As expected, it isn’t your typical children’s book. These tales follow, perhaps even more quintessentially, Carrington’s style of astonishing imagery with terse expressions that is very effective for children’s storytelling. Each sentence is almost an association to the next and thus follows its own logic to its conclusion. Typically, the stories involve the misadventure of wayward children, many of whom lose their heads either because their ears were too big or a mean old lady who hated children separated their bodies from them. Some examples: a golden child is rewarded with crocodiles, and another named “Little Angel” entertains himself while recovering from the flu by peeing on people who pass under his window.
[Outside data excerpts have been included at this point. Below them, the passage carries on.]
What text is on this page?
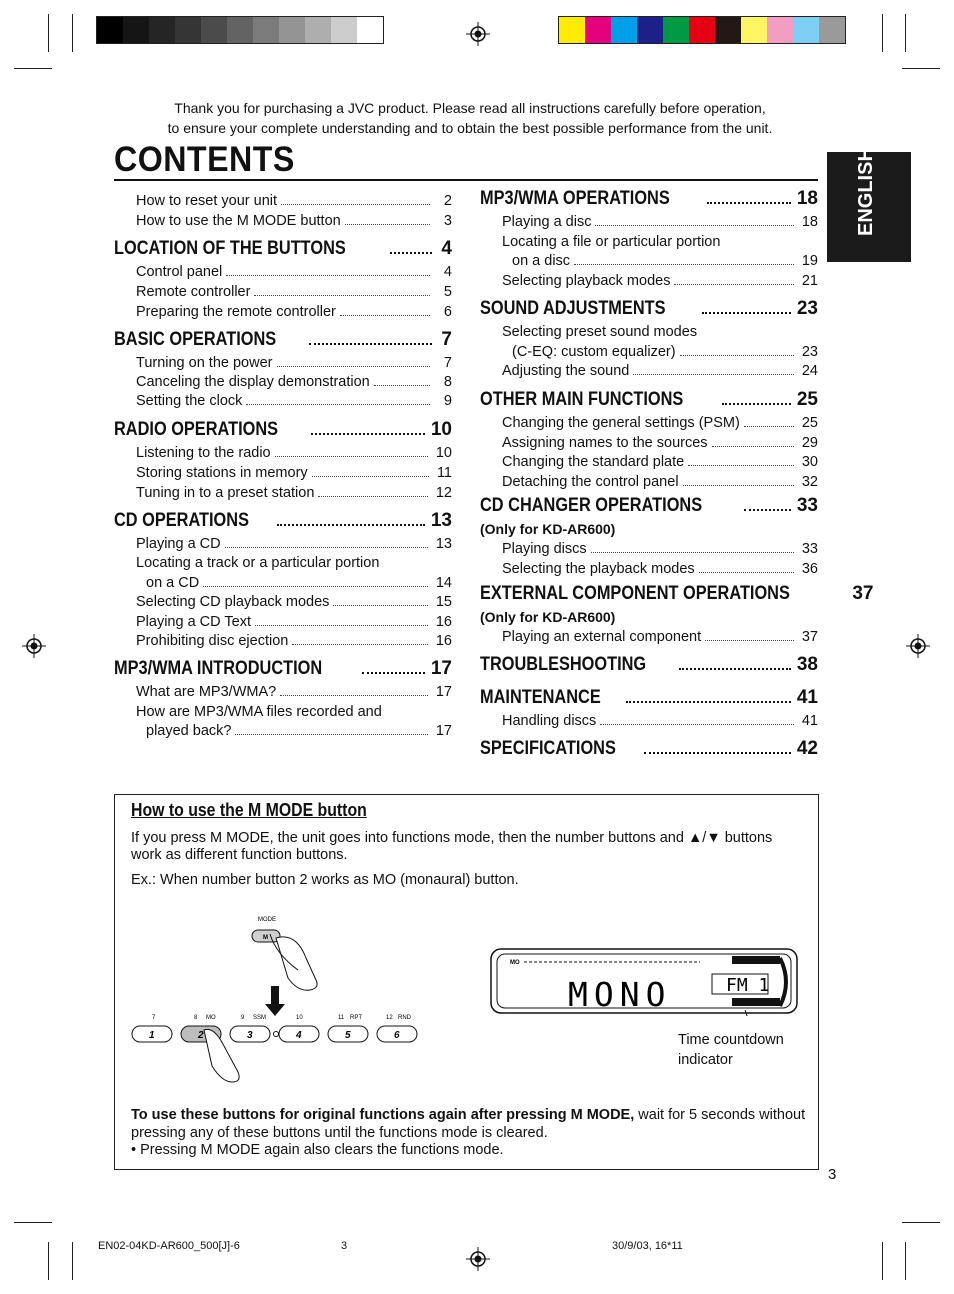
Thank you for purchasing a JVC product. Please read all instructions carefully before operation,
to ensure your complete understanding and to obtain the best possible performance from the unit.
CONTENTS	ENGLISH
How to reset your unit	2
How to use the M MODE button	3
LOCATION OF THE BUTTONS	4
Control panel	4
Remote controller	5
Preparing the remote controller	6
BASIC OPERATIONS	7
Turning on the power	7
Canceling the display demonstration	8
Setting the clock	9
RADIO OPERATIONS	10
Listening to the radio	10
Storing stations in memory	11
Tuning in to a preset station	12
CD OPERATIONS	13
Playing a CD	13
Locating a track or a particular portion
on a CD	14
Selecting CD playback modes	15
Playing a CD Text	16
Prohibiting disc ejection	16
MP3/WMA INTRODUCTION	17
What are MP3/WMA?	17
How are MP3/WMA files recorded and
played back?	17
MP3/WMA OPERATIONS	18
Playing a disc	18
Locating a file or particular portion
on a disc	19
Selecting playback modes	21
SOUND ADJUSTMENTS	23
Selecting preset sound modes
(C-EQ: custom equalizer)	23
Adjusting the sound	24
OTHER MAIN FUNCTIONS	25
Changing the general settings (PSM)	25
Assigning names to the sources	29
Changing the standard plate	30
Detaching the control panel	32
CD CHANGER OPERATIONS	33
(Only for KD-AR600)
Playing discs	33
Selecting the playback modes	36
EXTERNAL COMPONENT OPERATIONS	37
(Only for KD-AR600)
Playing an external component	37
TROUBLESHOOTING	38
MAINTENANCE	41
Handling discs	41
SPECIFICATIONS	42
How to use the M MODE button
If you press M MODE, the unit goes into functions mode, then the number buttons and ▲/▼ buttons work as different function buttons.
Ex.: When number button 2 works as MO (monaural) button.
MODE
M
7	8 MO	9 SSM	10	11 RPT	12 RND
1	2	3	4	5	6
MO
MONO	FM 1
Time countdown indicator
To use these buttons for original functions again after pressing M MODE, wait for 5 seconds without pressing any of these buttons until the functions mode is cleared.
• Pressing M MODE again also clears the functions mode.
3
EN02-04KD-AR600_500[J]-6	3	30/9/03, 16*11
The stories are pretty short and sweet, and for every yarn there are several vignettes that include a sketch and caption-like explanations for what the subject is doing. The rest is left up to the imagination. Milk of Dreams shows another dimension of Carrington’s inner world, one that was open only to her sons, and is now open to all of the weird children of the world.
Well, weirdies. That’s it. Thank you so much for joining me on reading through the Leonora Carrington read-along. I’ve learned a great deal as a reader and a writer with this project, especially how to excavate, evaluate, and evolve my own personal symbology. I hope you have found it as equally inspiring.